Notre antihéros aura sept jours pour trouver une nouvelle égérie en sillonnant les confins de la Russie post-communiste, sous les ordres de Valentine Winfeld, une directrice visuelle sèche et autoritaire.

Entre les réunions de crise à Paris, les castings à Moscou, une élection de Miss en Sibérie, une fête chez un milliardaire poutinien et une quête des "new faces" aux quatre coins de l'ex-URSS, le fêtard paresseux et la workaholic frigide vont apprendre à se supporter et peut-être même à se sauver.






« La beauté, c’est parfois moche », affirme l’affiche avec un majeur en érection, comme un pied de nez aux campagnes promotionnelles pour vernis à ongle. Après avoir brocardé le monde de la publicité dans son extraordinaire bouquin « 99 Francs », l’écrivain Frédéric Beigbeder s’est fait plaisir en tirant à boulet de canon sur l’univers du cosmétique dans son roman « Au secours, pardon ». Ainsi, après Madone, ou plutôt Danone, c’est au tour de L’Idéal, entendez L’Oréal, d’en prendre plein les dents. Si le premier livre jouissait d’une formidable adaptation sur grand écran, le deuxième en était encore orphelin. Aujourd’hui, le mal est réparé. Exit le duo Jan Kounen/Jean Dujardin (le premier reproche au second d’avoir sucré son court-métrage du montage final du film à sketchs « Les Infidèles »), c’est au tour de la paire Frédéric Beigbeder/Gaspard Proust de prendre les rênes du projet cinématographique. Du coup, le titre de travail « 99 Roubles » changent et devient « L’Idéal ».

On ne va pas vous le cacher, c’est avec une délectable envie qu’on retrouve notre antihéros préféré. Octave Parango, l’ancien concepteur-rédacteur de « 99 francs », s’est reconverti dans le « model scouting » à Moscou. Notre hédoniste cynique mène une vie agréable dans les bras de jeunes mannequins russes – le plus souvent habillées en tenue d’Eve - et les jets privés de ses amis oligarques. Jusqu’au jour où il est contacté en urgence par L’Idéal. La première entreprise de cosmétiques au monde est secouée par un scandale médiatique sans précédent. Le temps est compté : notre fêtard paresseux aura sept jours pour trouver une nouvelle égérie en sillonnant les confins de la Russie post-communiste, sous les ordres de la workaholic frigide Valentine Winfeld, visuel coach de « L’Idéal World », aussi sèche qu’autoritaire.
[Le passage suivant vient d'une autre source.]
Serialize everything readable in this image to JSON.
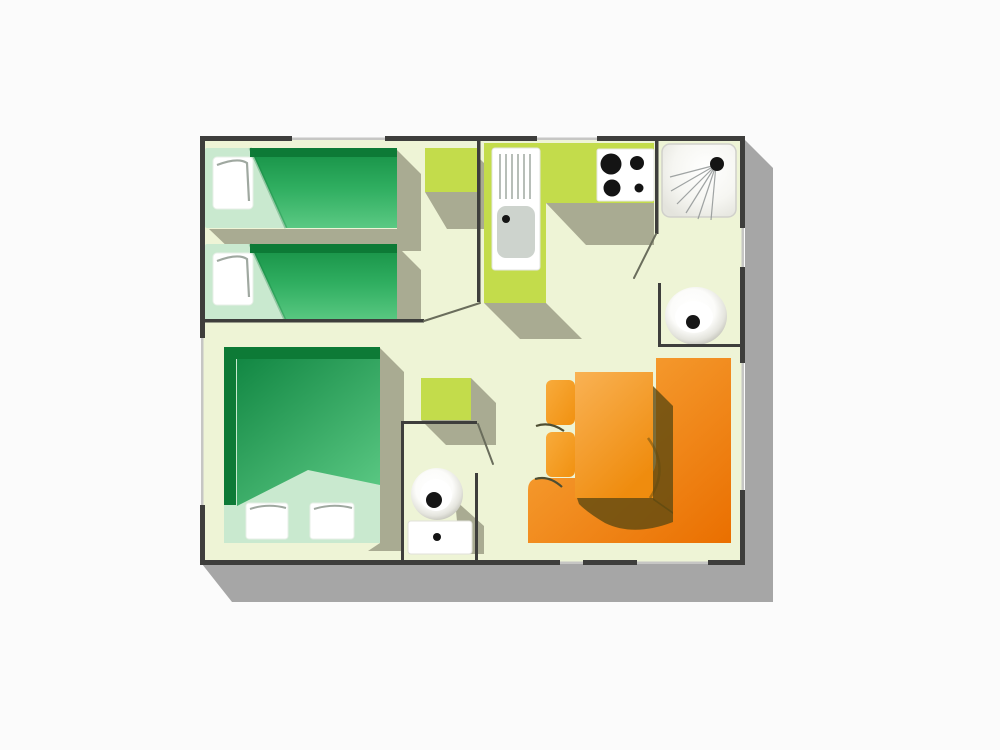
{
  "diagram": {
    "type": "floor-plan",
    "description": "Top-down floor plan of a small mobile home: twin bedroom with two single beds, double bedroom, L-shaped kitchen with sink and 4-burner cooktop, shower room, washbasin nook, separate WC, and a dining area with orange table, two chairs and a corner bench.",
    "rooms": [
      "twin-bedroom",
      "double-bedroom",
      "kitchen",
      "shower-room",
      "washbasin-nook",
      "wc",
      "living-dining-area"
    ],
    "furniture": [
      "single-bed-1",
      "single-bed-2",
      "bedside-cabinet",
      "kitchen-counter",
      "kitchen-sink",
      "cooktop",
      "shower",
      "washbasin",
      "storage-cabinet",
      "toilet",
      "dining-table",
      "dining-chair-1",
      "dining-chair-2",
      "corner-bench",
      "double-bed"
    ]
  },
  "colors": {
    "page-bg": "#fbfbfb",
    "floor": "#eef4d6",
    "wall": "#3e3e3c",
    "window": "#c6c6c4",
    "building-shadow": "#a6a6a6",
    "furniture-shadow": "#a9ab92",
    "cabinet-green": "#c3dc4b",
    "bed-dark-green": "#0d7a36",
    "bed-green": "#2fae60",
    "bed-light-green": "#5bc983",
    "sheet-green": "#c9e9cf",
    "pillow-white": "#ffffff",
    "pillow-line": "#9fa8a0",
    "sink-gray": "#cdd3cd",
    "drain-line": "#b7beb8",
    "burner-black": "#141414",
    "spray-gray": "#8f9494",
    "orange-light": "#f9ab40",
    "orange-dark": "#ea6f00",
    "table-orange": "#f9b254",
    "table-orange-deep": "#ef8c0e",
    "table-shadow": "#5f4a10",
    "door-line": "#6a6d5c"
  }
}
Après avoir fait ses armes sur son premier film « L’amour dure trois ans», adaptation de son propre roman, Frédéric Beigbeder passe la seconde. Oubliez sa comédie romantique sirupeuse sans intérêt, l’auteur devenu réalisateur a désormais des ambitions cinématographiques. Et c’est tant mieux car la gageure est « hénaurme » : faire au moins aussi bien que la mise en scène inventive de Jan Kounen. Visuellement, « L’Idéal » envoie du lourd même s’il perd cet aspect hallucinogène qui faisait tout le sel de « 99 Francs ». Confortablement assis sur un budget considérable, l’ex-publicitaire déborde d’idées (l’intro, géniale !), s’octroie les pires délires graphiques (la scène « roller coaster » dans le château, joyeusement too much) et s’essaye à de beaux plans-séquences. Mais là où l’éclat devient percutant, c’est lorsqu’il signe des pastiches des campagnes des grandes enseignes du luxe. Pas de doute, l’homme connaît son sujet.
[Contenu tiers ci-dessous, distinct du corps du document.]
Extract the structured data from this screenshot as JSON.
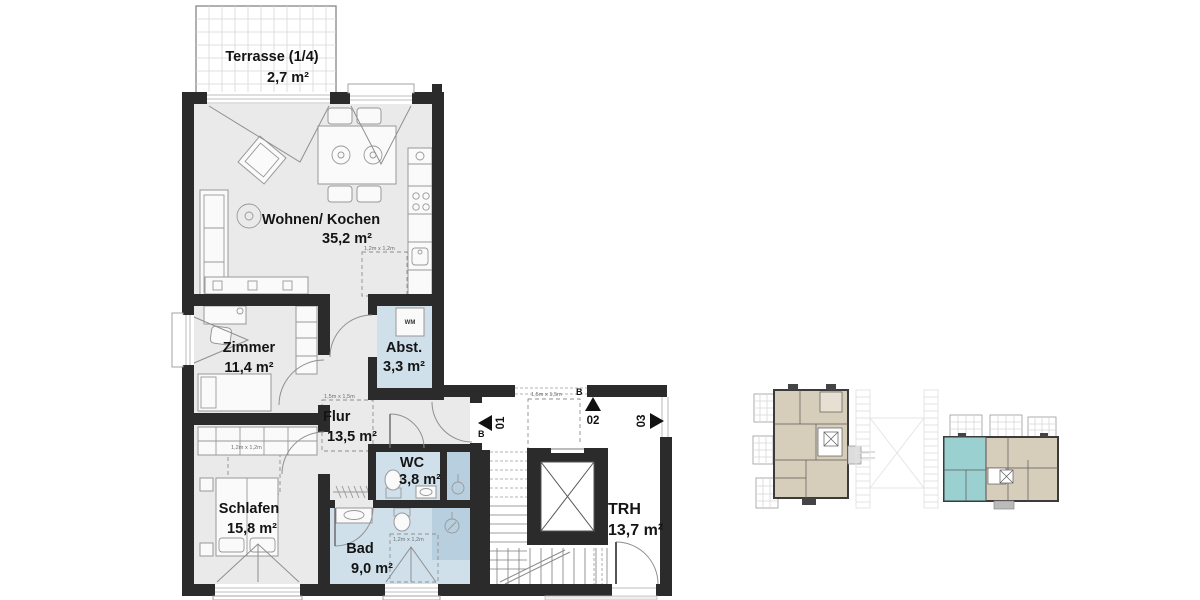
{
  "rooms": {
    "terrasse": {
      "name": "Terrasse (1/4)",
      "area": "2,7 m²"
    },
    "wohnen": {
      "name": "Wohnen/ Kochen",
      "area": "35,2 m²"
    },
    "zimmer": {
      "name": "Zimmer",
      "area": "11,4 m²"
    },
    "abstellraum": {
      "name": "Abst.",
      "area": "3,3 m²"
    },
    "flur": {
      "name": "Flur",
      "area": "13,5 m²"
    },
    "wc": {
      "name": "WC",
      "area": "3,8 m²"
    },
    "schlafen": {
      "name": "Schlafen",
      "area": "15,8 m²"
    },
    "bad": {
      "name": "Bad",
      "area": "9,0 m²"
    },
    "trh": {
      "name": "TRH",
      "area": "13,7 m²"
    }
  },
  "markers": {
    "unit_01": "01",
    "unit_02": "02",
    "unit_03": "03",
    "section_b": "B"
  },
  "dimensions": {
    "square_12": "1,2m x 1,2m",
    "square_15": "1,5m x 1,5m"
  },
  "appliances": {
    "washing_machine": "WM"
  },
  "colors": {
    "wall": "#2b2b2b",
    "floor": "#eaeaea",
    "wet_room": "#cfe0eb",
    "shower": "#b7cfdf",
    "mini_unit_beige": "#d7cdbb",
    "mini_unit_highlight": "#9bd0d1"
  }
}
Seulement, sa position n’est pas tenable. Comment peut-on fustiger et dénoncer ce dont on profite allègrement? D’une part, le réalisateur entend pourfendre la dictature de la beauté et, d’autre part, ce dernier jouit sans entrave des dérives qui découlent de ce monde du paraître. Rappelons que le metteur en scène est également le directeur de la rédaction de « Lui », magazine faisant l’apologie du soi-disant « beau » et financé entre autres par les publicités du secteur du luxe. Ainsi, l’impartialité et le manque de sincérité de l’auteur font que son brûlot satirique en devient totalement inoffensif. Par ailleurs, on aurait aimé que la charge soit plus incisive, plus documentée, plus politique aussi. Mais non, la critique reste beaucoup trop en surface et n’apporte pas les démangeaisons qu’est censé nous procurer tout poil à gratter. Le factum espéré ne viendra jamais.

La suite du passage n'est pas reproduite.